Ende, Vox NTT-Potret kemiskinan di tengah gencarnya pembangunan Kabupaten Ende, NTT terlihat nyata tapi luput dari perhatian pemerintah. Meski bangsa ini telah merdeka sejak 75 tahun lalu, gempuran kemiskinan masih ada.
Kisah ini dialami Ceng Nahyang (79), warga Desa Kota Baru, Kecamatan Kota Baru, Kabupaten Ende, NTT. Meski tersesak secara ekonomi, tapi semangatnya untuk merayakan hari kemerdekaan RI kali ini, menggebu-gebu.
Semangat Ceng ditandai dengan mengibarkan bendera Merah Putih di halaman rumahnya yang kini sudah reyot. Baginya, semangat juang oleh para pahlawan untuk membela tanah air harus dihormati.
Ceng menyadari bahwa bangsa ini telah luput dari penjajahan kolonial Belanda sejak puluhan tahun silam.
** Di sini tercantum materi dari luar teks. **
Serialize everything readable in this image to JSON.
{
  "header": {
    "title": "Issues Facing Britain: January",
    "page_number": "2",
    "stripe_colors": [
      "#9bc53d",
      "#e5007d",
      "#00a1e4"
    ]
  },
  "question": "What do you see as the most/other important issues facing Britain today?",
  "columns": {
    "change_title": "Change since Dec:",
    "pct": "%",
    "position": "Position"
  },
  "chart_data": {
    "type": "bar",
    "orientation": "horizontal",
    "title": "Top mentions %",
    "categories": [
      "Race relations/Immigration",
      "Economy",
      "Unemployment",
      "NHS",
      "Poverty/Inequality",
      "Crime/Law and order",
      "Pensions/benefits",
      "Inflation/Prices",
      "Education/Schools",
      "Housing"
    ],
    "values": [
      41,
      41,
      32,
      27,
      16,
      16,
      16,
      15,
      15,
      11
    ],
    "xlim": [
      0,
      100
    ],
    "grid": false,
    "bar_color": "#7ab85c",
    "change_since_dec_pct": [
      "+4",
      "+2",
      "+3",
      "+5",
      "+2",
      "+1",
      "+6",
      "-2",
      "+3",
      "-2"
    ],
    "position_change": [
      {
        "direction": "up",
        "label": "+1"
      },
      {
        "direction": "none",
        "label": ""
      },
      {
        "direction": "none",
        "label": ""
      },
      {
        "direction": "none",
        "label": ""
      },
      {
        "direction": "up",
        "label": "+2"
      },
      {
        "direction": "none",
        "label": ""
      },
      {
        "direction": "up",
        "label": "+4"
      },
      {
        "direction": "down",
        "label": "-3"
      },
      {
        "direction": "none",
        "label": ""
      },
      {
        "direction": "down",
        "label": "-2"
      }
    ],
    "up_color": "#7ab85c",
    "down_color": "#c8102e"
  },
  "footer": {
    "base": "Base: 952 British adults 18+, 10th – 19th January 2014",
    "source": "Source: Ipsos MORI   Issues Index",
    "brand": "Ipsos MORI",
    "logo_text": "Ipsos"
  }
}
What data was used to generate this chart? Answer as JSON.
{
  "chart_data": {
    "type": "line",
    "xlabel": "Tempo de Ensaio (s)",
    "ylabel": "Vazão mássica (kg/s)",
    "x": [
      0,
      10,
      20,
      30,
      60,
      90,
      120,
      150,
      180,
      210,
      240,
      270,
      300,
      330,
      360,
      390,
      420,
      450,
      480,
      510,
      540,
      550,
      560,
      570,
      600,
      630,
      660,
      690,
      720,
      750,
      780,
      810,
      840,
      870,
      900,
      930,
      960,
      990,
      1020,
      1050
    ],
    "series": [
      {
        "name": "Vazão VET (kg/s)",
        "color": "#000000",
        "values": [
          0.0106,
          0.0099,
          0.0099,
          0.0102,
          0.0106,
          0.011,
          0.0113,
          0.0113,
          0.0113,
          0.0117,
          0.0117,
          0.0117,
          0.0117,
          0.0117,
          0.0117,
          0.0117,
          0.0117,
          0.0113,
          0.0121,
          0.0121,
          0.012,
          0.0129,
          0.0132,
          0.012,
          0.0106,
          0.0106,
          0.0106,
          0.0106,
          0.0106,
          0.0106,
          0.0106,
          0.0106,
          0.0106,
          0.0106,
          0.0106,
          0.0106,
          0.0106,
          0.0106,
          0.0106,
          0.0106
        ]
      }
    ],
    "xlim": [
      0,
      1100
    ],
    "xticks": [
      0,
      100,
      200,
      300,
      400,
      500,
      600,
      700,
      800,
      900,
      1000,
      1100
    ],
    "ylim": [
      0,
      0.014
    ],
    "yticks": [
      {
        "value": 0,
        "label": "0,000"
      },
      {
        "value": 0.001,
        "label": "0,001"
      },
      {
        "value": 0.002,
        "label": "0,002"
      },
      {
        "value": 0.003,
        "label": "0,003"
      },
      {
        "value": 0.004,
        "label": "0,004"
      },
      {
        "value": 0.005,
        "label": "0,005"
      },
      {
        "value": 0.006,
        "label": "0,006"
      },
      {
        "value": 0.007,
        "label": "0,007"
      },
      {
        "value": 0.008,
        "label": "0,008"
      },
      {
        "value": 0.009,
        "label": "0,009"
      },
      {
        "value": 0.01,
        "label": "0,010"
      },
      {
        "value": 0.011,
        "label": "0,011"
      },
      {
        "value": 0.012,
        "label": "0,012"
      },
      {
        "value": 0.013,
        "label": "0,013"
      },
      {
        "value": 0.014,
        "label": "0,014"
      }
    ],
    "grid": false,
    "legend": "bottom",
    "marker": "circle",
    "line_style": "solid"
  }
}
Oleh karenanya, setiap tanggal 17 Agustus ia pastikan Sang Saka dikibarkan di halaman rumahnya meski sudah reyot.
Mengenai kemerdekaan, Ceng bersama keluarganya memang mengakui atas kerja keras serta perjuangan panjang para pahlawan melawan penjajahan. Sebab itu, pria kelahiran 1941 ini mengenangnya dengan sukacita dan penuh kebanggaan.
Sayangnya, di sisi lain Ceng memang merasakan benar-benar belum merdeka seperti halnya keberpihakan pemerintah terhadap masyarakat untuk meningkatkan ekonomi.
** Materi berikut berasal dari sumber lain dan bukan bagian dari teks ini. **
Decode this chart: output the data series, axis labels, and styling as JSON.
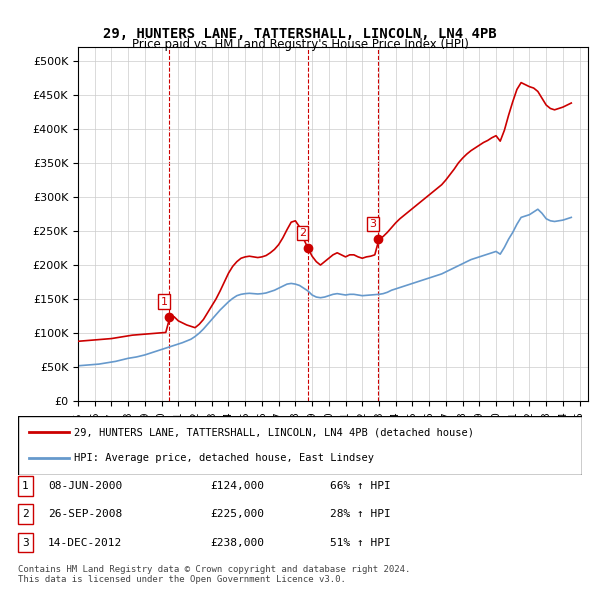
{
  "title": "29, HUNTERS LANE, TATTERSHALL, LINCOLN, LN4 4PB",
  "subtitle": "Price paid vs. HM Land Registry's House Price Index (HPI)",
  "xlim_start": 1995.0,
  "xlim_end": 2025.5,
  "ylim": [
    0,
    520000
  ],
  "yticks": [
    0,
    50000,
    100000,
    150000,
    200000,
    250000,
    300000,
    350000,
    400000,
    450000,
    500000
  ],
  "ytick_labels": [
    "£0",
    "£50K",
    "£100K",
    "£150K",
    "£200K",
    "£250K",
    "£300K",
    "£350K",
    "£400K",
    "£450K",
    "£500K"
  ],
  "sale_dates": [
    2000.44,
    2008.73,
    2012.95
  ],
  "sale_prices": [
    124000,
    225000,
    238000
  ],
  "sale_labels": [
    "1",
    "2",
    "3"
  ],
  "red_color": "#cc0000",
  "blue_color": "#6699cc",
  "vline_color": "#cc0000",
  "grid_color": "#cccccc",
  "bg_color": "#ffffff",
  "legend_entries": [
    "29, HUNTERS LANE, TATTERSHALL, LINCOLN, LN4 4PB (detached house)",
    "HPI: Average price, detached house, East Lindsey"
  ],
  "table_rows": [
    [
      "1",
      "08-JUN-2000",
      "£124,000",
      "66% ↑ HPI"
    ],
    [
      "2",
      "26-SEP-2008",
      "£225,000",
      "28% ↑ HPI"
    ],
    [
      "3",
      "14-DEC-2012",
      "£238,000",
      "51% ↑ HPI"
    ]
  ],
  "footnote": "Contains HM Land Registry data © Crown copyright and database right 2024.\nThis data is licensed under the Open Government Licence v3.0.",
  "hpi_data": {
    "years": [
      1995.0,
      1995.25,
      1995.5,
      1995.75,
      1996.0,
      1996.25,
      1996.5,
      1996.75,
      1997.0,
      1997.25,
      1997.5,
      1997.75,
      1998.0,
      1998.25,
      1998.5,
      1998.75,
      1999.0,
      1999.25,
      1999.5,
      1999.75,
      2000.0,
      2000.25,
      2000.5,
      2000.75,
      2001.0,
      2001.25,
      2001.5,
      2001.75,
      2002.0,
      2002.25,
      2002.5,
      2002.75,
      2003.0,
      2003.25,
      2003.5,
      2003.75,
      2004.0,
      2004.25,
      2004.5,
      2004.75,
      2005.0,
      2005.25,
      2005.5,
      2005.75,
      2006.0,
      2006.25,
      2006.5,
      2006.75,
      2007.0,
      2007.25,
      2007.5,
      2007.75,
      2008.0,
      2008.25,
      2008.5,
      2008.75,
      2009.0,
      2009.25,
      2009.5,
      2009.75,
      2010.0,
      2010.25,
      2010.5,
      2010.75,
      2011.0,
      2011.25,
      2011.5,
      2011.75,
      2012.0,
      2012.25,
      2012.5,
      2012.75,
      2013.0,
      2013.25,
      2013.5,
      2013.75,
      2014.0,
      2014.25,
      2014.5,
      2014.75,
      2015.0,
      2015.25,
      2015.5,
      2015.75,
      2016.0,
      2016.25,
      2016.5,
      2016.75,
      2017.0,
      2017.25,
      2017.5,
      2017.75,
      2018.0,
      2018.25,
      2018.5,
      2018.75,
      2019.0,
      2019.25,
      2019.5,
      2019.75,
      2020.0,
      2020.25,
      2020.5,
      2020.75,
      2021.0,
      2021.25,
      2021.5,
      2021.75,
      2022.0,
      2022.25,
      2022.5,
      2022.75,
      2023.0,
      2023.25,
      2023.5,
      2023.75,
      2024.0,
      2024.25,
      2024.5
    ],
    "hpi_values": [
      52000,
      52500,
      53000,
      53500,
      54000,
      54500,
      55500,
      56500,
      57500,
      58500,
      60000,
      61500,
      63000,
      64000,
      65000,
      66500,
      68000,
      70000,
      72000,
      74000,
      76000,
      78000,
      80000,
      82000,
      84000,
      86000,
      88500,
      91000,
      95000,
      100000,
      106000,
      113000,
      120000,
      127000,
      134000,
      140000,
      146000,
      151000,
      155000,
      157000,
      158000,
      158500,
      158000,
      157500,
      158000,
      159000,
      161000,
      163000,
      166000,
      169000,
      172000,
      173000,
      172000,
      170000,
      166000,
      162000,
      156000,
      153000,
      152000,
      153000,
      155000,
      157000,
      158000,
      157000,
      156000,
      157000,
      157000,
      156000,
      155000,
      155500,
      156000,
      156500,
      157000,
      158000,
      160000,
      163000,
      165000,
      167000,
      169000,
      171000,
      173000,
      175000,
      177000,
      179000,
      181000,
      183000,
      185000,
      187000,
      190000,
      193000,
      196000,
      199000,
      202000,
      205000,
      208000,
      210000,
      212000,
      214000,
      216000,
      218000,
      220000,
      216000,
      226000,
      238000,
      248000,
      260000,
      270000,
      272000,
      274000,
      278000,
      282000,
      276000,
      268000,
      265000,
      264000,
      265000,
      266000,
      268000,
      270000
    ],
    "red_values": [
      88000,
      88500,
      89000,
      89500,
      90000,
      90500,
      91000,
      91500,
      92000,
      93000,
      94000,
      95000,
      96000,
      97000,
      97500,
      98000,
      98500,
      99000,
      99500,
      100000,
      100500,
      101000,
      124000,
      124000,
      118000,
      115000,
      112000,
      110000,
      108000,
      113000,
      120000,
      130000,
      140000,
      150000,
      162000,
      175000,
      188000,
      198000,
      205000,
      210000,
      212000,
      213000,
      212000,
      211000,
      212000,
      214000,
      218000,
      223000,
      230000,
      240000,
      252000,
      263000,
      265000,
      256000,
      238000,
      225000,
      213000,
      205000,
      200000,
      205000,
      210000,
      215000,
      218000,
      215000,
      212000,
      215000,
      215000,
      212000,
      210000,
      212000,
      213000,
      215000,
      238000,
      242000,
      248000,
      255000,
      262000,
      268000,
      273000,
      278000,
      283000,
      288000,
      293000,
      298000,
      303000,
      308000,
      313000,
      318000,
      325000,
      333000,
      341000,
      350000,
      357000,
      363000,
      368000,
      372000,
      376000,
      380000,
      383000,
      387000,
      390000,
      382000,
      398000,
      420000,
      440000,
      458000,
      468000,
      465000,
      462000,
      460000,
      455000,
      445000,
      435000,
      430000,
      428000,
      430000,
      432000,
      435000,
      438000
    ]
  }
}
Hal ini ia bersama keluarga rasakan sejak puluhan tahun silam setelah bermigrasi dari Kobaeni, Kokoi, Sulawesi Selatan.
“Kami belum pernah dapat bantuan pak, tidak ada sama sekali,” ujar Ceng kepada wartawan di kediamannya, di sela-sela upacara HUT RI ke-75 di Bukit Lia Ga, Kota Baru, Kabupaten Ende, Senin (17/08/2020).
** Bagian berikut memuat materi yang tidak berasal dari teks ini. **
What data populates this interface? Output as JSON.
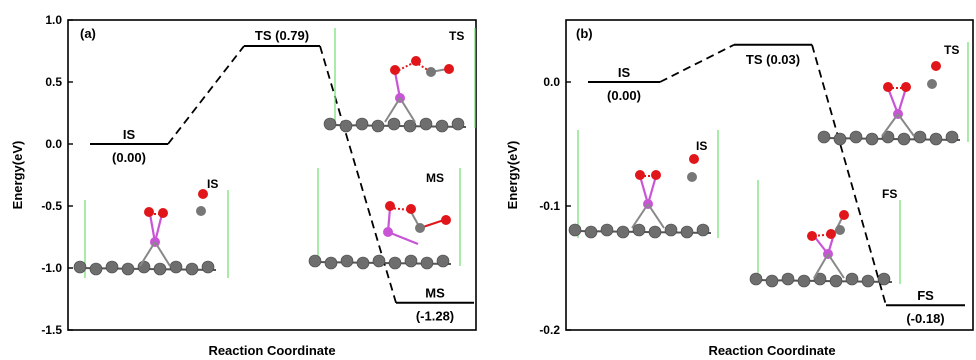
{
  "chart_data": [
    {
      "type": "line",
      "panel_label": "(a)",
      "xlabel": "Reaction Coordinate",
      "ylabel": "Energy(eV)",
      "ylim": [
        -1.5,
        1.0
      ],
      "yticks": [
        1.0,
        0.5,
        0.0,
        -0.5,
        -1.0,
        -1.5
      ],
      "ytick_labels": [
        "1.0",
        "0.5",
        "0.0",
        "-0.5",
        "-1.0",
        "-1.5"
      ],
      "states": [
        {
          "name": "IS",
          "energy": 0.0,
          "value_label": "(0.00)"
        },
        {
          "name": "TS",
          "energy": 0.79,
          "value_label": "(0.79)"
        },
        {
          "name": "MS",
          "energy": -1.28,
          "value_label": "(-1.28)"
        }
      ],
      "ts_label": "TS (0.79)",
      "structure_labels": [
        "IS",
        "TS",
        "MS"
      ]
    },
    {
      "type": "line",
      "panel_label": "(b)",
      "xlabel": "Reaction Coordinate",
      "ylabel": "Energy(eV)",
      "ylim": [
        -0.2,
        0.05
      ],
      "yticks": [
        0.0,
        -0.1,
        -0.2
      ],
      "ytick_labels": [
        "0.0",
        "-0.1",
        "-0.2"
      ],
      "states": [
        {
          "name": "IS",
          "energy": 0.0,
          "value_label": "(0.00)"
        },
        {
          "name": "TS",
          "energy": 0.03,
          "value_label": "(0.03)"
        },
        {
          "name": "FS",
          "energy": -0.18,
          "value_label": "(-0.18)"
        }
      ],
      "ts_label": "TS (0.03)",
      "structure_labels": [
        "IS",
        "TS",
        "FS"
      ]
    }
  ],
  "colors": {
    "carbon": "#6e6e6e",
    "oxygen": "#e0161a",
    "metal": "#c855d6",
    "cell_line": "#7be07b",
    "axis": "#000000"
  }
}
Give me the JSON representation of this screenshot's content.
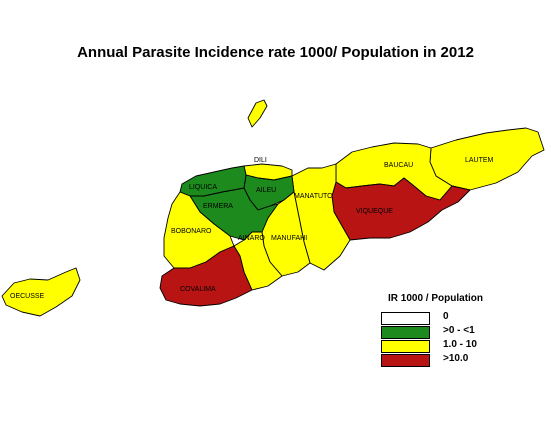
{
  "title": "Annual Parasite Incidence rate 1000/ Population in 2012",
  "colors": {
    "none": "#ffffff",
    "low": "#1c8a1c",
    "medium": "#ffff00",
    "high": "#b81414"
  },
  "districts": [
    {
      "name": "DILI",
      "category": "medium"
    },
    {
      "name": "LIQUICA",
      "category": "low"
    },
    {
      "name": "ERMERA",
      "category": "low"
    },
    {
      "name": "AILEU",
      "category": "low"
    },
    {
      "name": "MANATUTO",
      "category": "medium"
    },
    {
      "name": "BAUCAU",
      "category": "medium"
    },
    {
      "name": "LAUTEM",
      "category": "medium"
    },
    {
      "name": "VIQUEQUE",
      "category": "high"
    },
    {
      "name": "BOBONARO",
      "category": "medium"
    },
    {
      "name": "AINARO",
      "category": "medium"
    },
    {
      "name": "MANUFAHI",
      "category": "medium"
    },
    {
      "name": "COVALIMA",
      "category": "high"
    },
    {
      "name": "OECUSSE",
      "category": "medium"
    }
  ],
  "legend": {
    "title": "IR 1000 / Population",
    "items": [
      {
        "label": "0",
        "category": "none"
      },
      {
        "label": ">0 - <1",
        "category": "low"
      },
      {
        "label": "1.0 - 10",
        "category": "medium"
      },
      {
        "label": ">10.0",
        "category": "high"
      }
    ]
  }
}
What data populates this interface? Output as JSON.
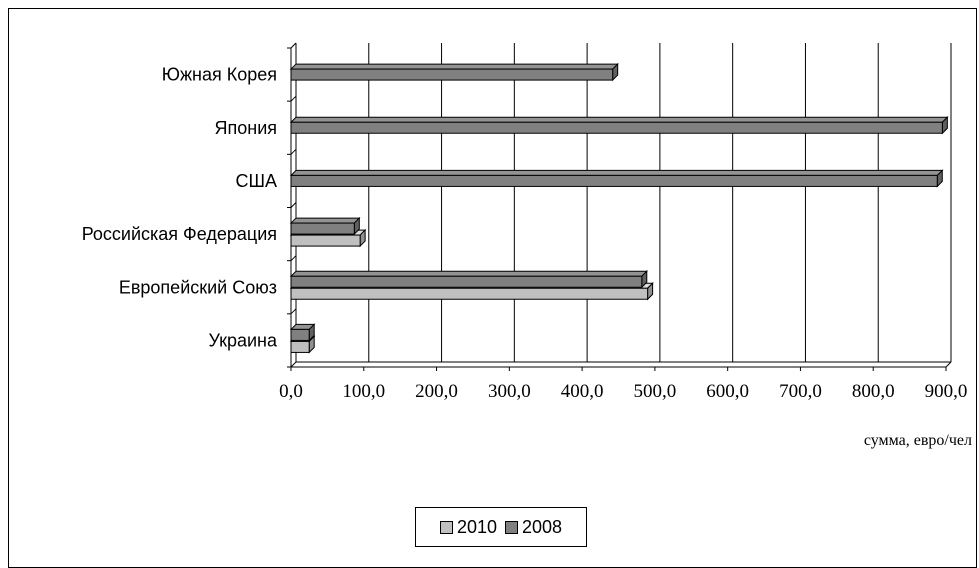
{
  "chart_data": {
    "type": "bar",
    "orientation": "horizontal",
    "categories": [
      "Украина",
      "Европейский Союз",
      "Российская Федерация",
      "США",
      "Япония",
      "Южная Корея"
    ],
    "series": [
      {
        "name": "2010",
        "color": "#c0c0c0",
        "values": [
          25,
          490,
          95,
          null,
          null,
          null
        ]
      },
      {
        "name": "2008",
        "color": "#808080",
        "values": [
          25,
          482,
          87,
          888,
          895,
          442
        ]
      }
    ],
    "x_ticks": [
      "0,0",
      "100,0",
      "200,0",
      "300,0",
      "400,0",
      "500,0",
      "600,0",
      "700,0",
      "800,0",
      "900,0"
    ],
    "xlim": [
      0,
      900
    ],
    "xlabel": "сумма, евро/чел",
    "ylabel": "",
    "title": "",
    "grid": "vertical",
    "legend_position": "bottom"
  }
}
Terkait bantuan perumahan, Ceng sendiri memang hanya menaruh harapan pada pemerintah. Sebab, selain usianya sudah beranjak tua, Ceng bersama istrinya Angi Buna hanya bertahan hidup dengan hasil nelayan mereka yang pas-pasan.
Akibat dari itu, Ceng dan Angi tak berbuat banyak apalagi berpikir untuk bangun rumah. Mereka hanya memanfaatkan pendapatan nelayan untuk kebutuhan pokok.
“Hanya untuk tahan hidup saja pak. Tidak bisa bangun rumah,” tutur Ceng, terbata-bata.
Dari pengamatan media, kondisi rumah Ceng bersama beberapa rumah tetangganya memang perlu mendapatkan sentuhan pemerintah. Rumah berbahan dasar kayu berdinding pelupuh itu tampak sudah tua dan lapuk.
Sedangkan atap yang digunakan sementara dari daun kelapa tampak sudah tak layak. Perlu ada dorongan pemerintah untuk membangun rumah layak huni.
Ceng bilang, rumah-rumah itu dibangun sejak lama sekitar tahun 1980-an. Ia belum memikirkan untuk merenovasi sebab keterbatasan biaya.
Ia berharap, agar pemerintah bisa memberi keadilan dengan membantunya membangun rumah.
“Ya, ini rumah sudah lama pak, kita tidak punya biaya (renovasi). Anak-anak saya sudah bekerja semua, sudah urus rumah tangga masing-masing,” kata Ceng.
“Ya, saya hanya berharap itu saja pak,” tutur dia.